The Akademiya was annoying, however, but he found life there peaceful.
Students were often there to pester him, asking him to join in on their activities, to teach them some new topic, or even just to spend the day idling with him around the library.
Just as he had grown used to his old life of cold hardship, begging to be seen or to be heard, he also got used to people and their confusing, yet somehow innate, nature that lures him closer and closer, until even the sharpest shards of loneliness seemed to melt away.
He breathed easily for the first time in a century.
-------
One day, Nahida had asked him to climb to the top of the Akademiya with her.

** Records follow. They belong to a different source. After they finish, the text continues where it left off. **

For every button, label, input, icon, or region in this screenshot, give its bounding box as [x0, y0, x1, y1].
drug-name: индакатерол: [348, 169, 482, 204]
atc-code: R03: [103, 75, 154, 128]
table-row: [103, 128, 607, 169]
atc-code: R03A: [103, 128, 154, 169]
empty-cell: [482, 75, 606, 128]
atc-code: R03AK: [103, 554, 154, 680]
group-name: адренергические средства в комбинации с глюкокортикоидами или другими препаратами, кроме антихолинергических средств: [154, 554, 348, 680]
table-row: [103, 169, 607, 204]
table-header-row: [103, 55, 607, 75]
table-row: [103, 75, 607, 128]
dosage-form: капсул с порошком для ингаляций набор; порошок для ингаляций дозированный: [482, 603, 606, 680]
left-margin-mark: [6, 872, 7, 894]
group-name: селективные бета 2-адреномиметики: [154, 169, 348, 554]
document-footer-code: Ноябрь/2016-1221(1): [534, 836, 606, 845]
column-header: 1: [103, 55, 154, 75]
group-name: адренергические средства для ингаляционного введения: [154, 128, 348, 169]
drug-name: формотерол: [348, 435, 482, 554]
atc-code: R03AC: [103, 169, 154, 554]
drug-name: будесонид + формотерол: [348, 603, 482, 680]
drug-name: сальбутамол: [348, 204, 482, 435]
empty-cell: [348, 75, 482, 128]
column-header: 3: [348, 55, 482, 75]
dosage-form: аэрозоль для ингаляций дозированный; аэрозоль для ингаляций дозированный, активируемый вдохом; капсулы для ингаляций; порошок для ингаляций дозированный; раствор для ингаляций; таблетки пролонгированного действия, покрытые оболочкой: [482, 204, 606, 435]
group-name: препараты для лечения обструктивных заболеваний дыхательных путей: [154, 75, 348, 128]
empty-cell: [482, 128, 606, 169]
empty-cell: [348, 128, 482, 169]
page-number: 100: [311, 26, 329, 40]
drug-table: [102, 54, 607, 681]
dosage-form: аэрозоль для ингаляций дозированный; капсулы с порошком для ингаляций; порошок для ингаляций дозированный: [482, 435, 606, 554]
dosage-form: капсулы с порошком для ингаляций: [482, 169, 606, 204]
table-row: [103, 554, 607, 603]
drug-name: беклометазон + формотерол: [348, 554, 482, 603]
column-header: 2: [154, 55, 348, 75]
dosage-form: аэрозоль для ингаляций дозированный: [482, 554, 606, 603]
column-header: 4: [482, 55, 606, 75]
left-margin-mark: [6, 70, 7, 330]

Nahida reached up and grasped his hand firmly. He reluctantly held it back.
"How are you enjoying it here?" she asked.
He looked out across the sea, and again the wind shifted inside him, stirring, lifting, peacefully. Nahida's green eyes looked up at him and he was struck with a sudden realization that he might be lost, living out life until an unknown number, immortally, perhaps even until the last of Teyvat would crumble under the heavenly principles, but if the air could blow like this for even one day out of year, if the scenery could manage to be this beautiful for even a tenth of a second every decade, if he could feel like this every so often, or at least with a guarantee that it would return,
"I wouldn't mind staying for awhile."